Struggling Between “Conforming and Peace”, or “Rejecting and Conflicts”: Women Ageing in the Context of Gender/Family Norm Flux

Tuesday, 12 July 2016
Location: Hörsaal BIG 1 (Main Building)
Distributed Paper
Yunjeong YANG, Hankuk University of Foreign Studies, South Korea
In the future we want, women should no longer “struggle” in complying with the old gender norm, which distinguishes work and care spheres by gender. An epistemology approach on women and ageing, viewing age, gender, and culture together as interlocking sets of power relations, suggests an alternative perspective regarding women ageing to the prevalent double jeopardy thesis. Culture, however, should not be over-emphasized to the extent that diversity within the culture remains hidden, particularly in the context of changing gender/family norms in society.

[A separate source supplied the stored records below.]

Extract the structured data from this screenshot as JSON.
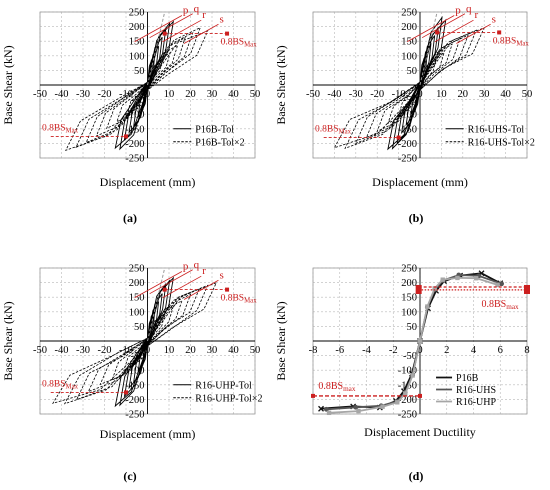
{
  "colors": {
    "grid": "#b8b8b8",
    "axis": "#000000",
    "curve": "#000000",
    "annotation": "#cc1f1f",
    "reference_gray": "#9a9a9a",
    "series_p16b": "#111111",
    "series_r16uhs": "#555555",
    "series_r16uhp": "#a6a6a6"
  },
  "chart_data": [
    {
      "type": "line",
      "panel_label": "(a)",
      "xlabel": "Displacement (mm)",
      "ylabel": "Base Shear (kN)",
      "xlim": [
        -50,
        50
      ],
      "ylim": [
        -250,
        250
      ],
      "x_ticks": [
        -50,
        -40,
        -30,
        -20,
        -10,
        0,
        10,
        20,
        30,
        40,
        50
      ],
      "y_ticks": [
        -250,
        -200,
        -150,
        -100,
        -50,
        0,
        50,
        100,
        150,
        200,
        250
      ],
      "x_tick_labels": [
        "-50",
        "-40",
        "-30",
        "-20",
        "-10",
        "0",
        "10",
        "20",
        "30",
        "40",
        "50"
      ],
      "y_tick_labels": [
        "-250",
        "-200",
        "-150",
        "-100",
        "-50",
        "0",
        "50",
        "100",
        "150",
        "200",
        "250"
      ],
      "grid": true,
      "legend_position": "bottom-right",
      "series": [
        {
          "name": "P16B-Tol",
          "style": "solid",
          "envelope": {
            "x": [
              -15,
              -12,
              -9,
              -6,
              -4,
              -2,
              0,
              2,
              4,
              6,
              9,
              12
            ],
            "y": [
              -225,
              -215,
              -200,
              -175,
              -145,
              -90,
              0,
              90,
              145,
              180,
              215,
              225
            ]
          }
        },
        {
          "name": "P16B-Tol×2",
          "style": "dashed",
          "envelope": {
            "x": [
              -38,
              -30,
              -22,
              -15,
              -8,
              0,
              8,
              15,
              22,
              28
            ],
            "y": [
              -225,
              -205,
              -175,
              -140,
              -85,
              0,
              85,
              140,
              180,
              200
            ]
          }
        }
      ],
      "annotations": {
        "lines": [
          "p",
          "q",
          "r",
          "s"
        ],
        "threshold_label": "0.8BS",
        "threshold_subscript": "Max",
        "threshold_value": 176
      }
    },
    {
      "type": "line",
      "panel_label": "(b)",
      "xlabel": "Displacement (mm)",
      "ylabel": "Base Shear (kN)",
      "xlim": [
        -50,
        50
      ],
      "ylim": [
        -250,
        250
      ],
      "x_ticks": [
        -50,
        -40,
        -30,
        -20,
        -10,
        0,
        10,
        20,
        30,
        40,
        50
      ],
      "y_ticks": [
        -250,
        -200,
        -150,
        -100,
        -50,
        0,
        50,
        100,
        150,
        200,
        250
      ],
      "x_tick_labels": [
        "-50",
        "-40",
        "-30",
        "-20",
        "-10",
        "0",
        "10",
        "20",
        "30",
        "40",
        "50"
      ],
      "y_tick_labels": [
        "-250",
        "-200",
        "-150",
        "-100",
        "-50",
        "0",
        "50",
        "100",
        "150",
        "200",
        "250"
      ],
      "grid": true,
      "legend_position": "bottom-right",
      "series": [
        {
          "name": "R16-UHS-Tol",
          "style": "solid",
          "envelope": {
            "x": [
              -15,
              -12,
              -9,
              -6,
              -4,
              -2,
              0,
              2,
              4,
              6,
              9,
              12
            ],
            "y": [
              -230,
              -218,
              -200,
              -175,
              -145,
              -90,
              0,
              90,
              150,
              185,
              218,
              232
            ]
          }
        },
        {
          "name": "R16-UHS-Tol×2",
          "style": "dashed",
          "envelope": {
            "x": [
              -40,
              -32,
              -24,
              -16,
              -8,
              0,
              8,
              16,
              24,
              30
            ],
            "y": [
              -228,
              -210,
              -180,
              -140,
              -85,
              0,
              85,
              145,
              182,
              200
            ]
          }
        }
      ],
      "annotations": {
        "lines": [
          "p",
          "q",
          "r",
          "s"
        ],
        "threshold_label": "0.8BS",
        "threshold_subscript": "Max",
        "threshold_value": 180
      }
    },
    {
      "type": "line",
      "panel_label": "(c)",
      "xlabel": "Displacement (mm)",
      "ylabel": "Base Shear (kN)",
      "xlim": [
        -50,
        50
      ],
      "ylim": [
        -250,
        250
      ],
      "x_ticks": [
        -50,
        -40,
        -30,
        -20,
        -10,
        0,
        10,
        20,
        30,
        40,
        50
      ],
      "y_ticks": [
        -250,
        -200,
        -150,
        -100,
        -50,
        0,
        50,
        100,
        150,
        200,
        250
      ],
      "x_tick_labels": [
        "-50",
        "-40",
        "-30",
        "-20",
        "-10",
        "0",
        "10",
        "20",
        "30",
        "40",
        "50"
      ],
      "y_tick_labels": [
        "-250",
        "-200",
        "-150",
        "-100",
        "-50",
        "0",
        "50",
        "100",
        "150",
        "200",
        "250"
      ],
      "grid": true,
      "legend_position": "bottom-right",
      "series": [
        {
          "name": "R16-UHP-Tol",
          "style": "solid",
          "envelope": {
            "x": [
              -15,
              -12,
              -9,
              -6,
              -4,
              -2,
              0,
              2,
              4,
              6,
              9,
              12
            ],
            "y": [
              -225,
              -212,
              -198,
              -172,
              -140,
              -88,
              0,
              88,
              145,
              180,
              212,
              222
            ]
          }
        },
        {
          "name": "R16-UHP-Tol×2",
          "style": "dashed",
          "envelope": {
            "x": [
              -44,
              -35,
              -26,
              -18,
              -9,
              0,
              9,
              18,
              26,
              32
            ],
            "y": [
              -230,
              -212,
              -182,
              -145,
              -88,
              0,
              88,
              148,
              185,
              205
            ]
          }
        }
      ],
      "annotations": {
        "lines": [
          "p",
          "q",
          "r",
          "s"
        ],
        "threshold_label": "0.8BS",
        "threshold_subscript": "Max",
        "threshold_value": 176
      }
    },
    {
      "type": "line",
      "panel_label": "(d)",
      "xlabel": "Displacement Ductility",
      "ylabel": "Base Shear (kN)",
      "xlim": [
        -8,
        8
      ],
      "ylim": [
        -250,
        250
      ],
      "x_ticks": [
        -8,
        -6,
        -4,
        -2,
        0,
        2,
        4,
        6,
        8
      ],
      "y_ticks": [
        -250,
        -200,
        -150,
        -100,
        -50,
        0,
        50,
        100,
        150,
        200,
        250
      ],
      "x_tick_labels": [
        "-8",
        "-6",
        "-4",
        "-2",
        "0",
        "2",
        "4",
        "6",
        "8"
      ],
      "y_tick_labels": [
        "-250",
        "-200",
        "-150",
        "-100",
        "-50",
        "0",
        "50",
        "100",
        "150",
        "200",
        "250"
      ],
      "grid": true,
      "legend_position": "bottom-right",
      "series": [
        {
          "name": "P16B",
          "x": [
            -7.4,
            -5,
            -3,
            -1.8,
            -1.2,
            -0.6,
            0,
            0.6,
            1.2,
            1.8,
            3,
            4.6,
            6
          ],
          "y": [
            -232,
            -224,
            -228,
            -205,
            -172,
            -112,
            0,
            112,
            172,
            205,
            224,
            232,
            198
          ]
        },
        {
          "name": "R16-UHS",
          "x": [
            -7,
            -4.8,
            -2.9,
            -1.7,
            -1.1,
            -0.55,
            0,
            0.55,
            1.1,
            1.7,
            2.9,
            4.4,
            6.1
          ],
          "y": [
            -234,
            -227,
            -222,
            -207,
            -176,
            -116,
            0,
            116,
            176,
            207,
            226,
            223,
            196
          ]
        },
        {
          "name": "R16-UHP",
          "x": [
            -6.8,
            -4.6,
            -2.8,
            -1.7,
            -1.1,
            -0.55,
            0,
            0.55,
            1.1,
            1.7,
            2.8,
            4.2,
            5.8
          ],
          "y": [
            -246,
            -240,
            -225,
            -210,
            -180,
            -118,
            0,
            118,
            180,
            210,
            216,
            215,
            192
          ]
        }
      ],
      "annotations": {
        "threshold_label": "0.8BS",
        "threshold_subscript": "max",
        "threshold_value_pos": 185,
        "threshold_value_neg": -188
      }
    }
  ]
}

This study is based on qualitative data from in-depth interviews with a dozen of women aged between late 50s and 60s in Korea, whose entire life could be summed up as an accumulated experience of either “conforming” or “rejecting” the socially accepted/acceptable gender/family norms in a family-oriented culture. Data was analysed sequentially, firstly adopting the Voice Centred Relational Method and secondly added by a synchronic thematic analysis using QSR NVivo 10.  

Contrasts between women conforming to the norms and enjoying peace in close family relationships on the one hand, and women rejecting and handling family conflicts in later life on the other hand is surprisingly clear from the analysis. Some career women suffer from work-care conflicts and some others from husband’s dropped authority due to unmet men’s duty of breadwinning. After all, however, what matters most in determining the quality of family relationship in old age appears to be women’s gender/family norm conformity. A third and “struggling” type in-between “conforming” and “rejecting” turns out to suffer most, hurting oneself both physically and psychologically.

The study contributes to advancing feminist social gerontology, discussing identity and power dynamics of women ageing in a family-oriented culture. Practical challenges towards gender equity in caring remain as questions to be addressed, both culturally and politically.